The Departments also indicated in the preamble their  interest in additional strategies to help consumers distinguish between STLDI and comprehensive coverage.  The Departments solicited comments on how the Departments could mitigate direct competition between STLDI and comprehensive coverage to ensure that consumers do not mistakenly enroll in STLDI as an alternative to comprehensive coverage.

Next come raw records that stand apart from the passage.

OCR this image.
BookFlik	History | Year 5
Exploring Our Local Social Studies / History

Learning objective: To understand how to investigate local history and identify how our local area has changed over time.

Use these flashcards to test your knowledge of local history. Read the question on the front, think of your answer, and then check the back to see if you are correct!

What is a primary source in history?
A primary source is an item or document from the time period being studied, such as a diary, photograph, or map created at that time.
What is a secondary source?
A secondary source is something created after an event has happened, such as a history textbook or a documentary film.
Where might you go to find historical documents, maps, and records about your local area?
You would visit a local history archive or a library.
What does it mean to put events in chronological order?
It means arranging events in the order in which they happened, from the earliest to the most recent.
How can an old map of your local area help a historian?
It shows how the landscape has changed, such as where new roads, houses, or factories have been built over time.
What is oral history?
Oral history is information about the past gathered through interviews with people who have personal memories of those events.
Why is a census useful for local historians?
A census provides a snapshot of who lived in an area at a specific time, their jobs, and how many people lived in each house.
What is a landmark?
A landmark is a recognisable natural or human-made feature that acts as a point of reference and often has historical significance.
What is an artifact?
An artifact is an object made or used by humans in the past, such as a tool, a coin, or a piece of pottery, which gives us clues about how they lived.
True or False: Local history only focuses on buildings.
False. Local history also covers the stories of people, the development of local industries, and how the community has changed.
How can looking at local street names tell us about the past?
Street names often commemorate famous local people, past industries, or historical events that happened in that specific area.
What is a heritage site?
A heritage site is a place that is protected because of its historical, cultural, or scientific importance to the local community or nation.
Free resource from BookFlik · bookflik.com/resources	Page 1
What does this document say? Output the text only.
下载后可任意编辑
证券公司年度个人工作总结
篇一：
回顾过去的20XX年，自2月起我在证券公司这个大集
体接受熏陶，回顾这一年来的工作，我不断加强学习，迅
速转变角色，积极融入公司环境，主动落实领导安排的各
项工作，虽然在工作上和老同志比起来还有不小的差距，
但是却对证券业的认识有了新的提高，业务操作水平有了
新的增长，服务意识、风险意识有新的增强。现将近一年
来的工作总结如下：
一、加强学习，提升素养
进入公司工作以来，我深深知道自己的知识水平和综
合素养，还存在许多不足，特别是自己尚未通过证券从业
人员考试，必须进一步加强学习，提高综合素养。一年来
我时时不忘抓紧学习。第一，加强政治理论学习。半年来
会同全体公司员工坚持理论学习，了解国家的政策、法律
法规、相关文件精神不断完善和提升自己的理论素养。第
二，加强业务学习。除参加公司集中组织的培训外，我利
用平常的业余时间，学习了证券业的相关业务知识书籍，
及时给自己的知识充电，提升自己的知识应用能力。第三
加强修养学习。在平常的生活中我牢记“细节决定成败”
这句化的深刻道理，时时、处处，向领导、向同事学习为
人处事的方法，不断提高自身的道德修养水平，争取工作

Specified Disease Excepted Benefit Coverage

Coverage limited to a specific disease or illness (for example, cancer-only policies) are categorized in the statute and the regulations as excepted benefits if offered as independent, non-coordinated benefits and certain other conditions are met.  The proposed regulations do not address specific-disease excepted benefits coverage, but the Departments are soliciting comments to gather information from stakeholders to better understand how specified-disease excepted benefits coverage is marketed and sold to consumers and how consumers use this coverage, and to inform any future action regarding specified-disease excepted benefits coverage.

Level-Funded Plans

In the preamble to the proposed regulations, the Departments observe that level funding is an increasingly popular method of funding for group health plans, especially among small employers.  These level-funded plans purport to be and are regulated as self-funded plans, but often have low stop-loss coverage attachment points, and mimic many features of fully insured plans.  While not addressed in the proposed regulations, the Departments are soliciting comments on level-funded plans to better understand the prevalence of such plans, the designs of such plans, and whether additional guidance or rulemaking is needed to clarify the obligations of a plan sponsor with respect to coverage provided through a level-funded plan arrangement.

Written comments on the proposed regulations are due by September 11, 2023.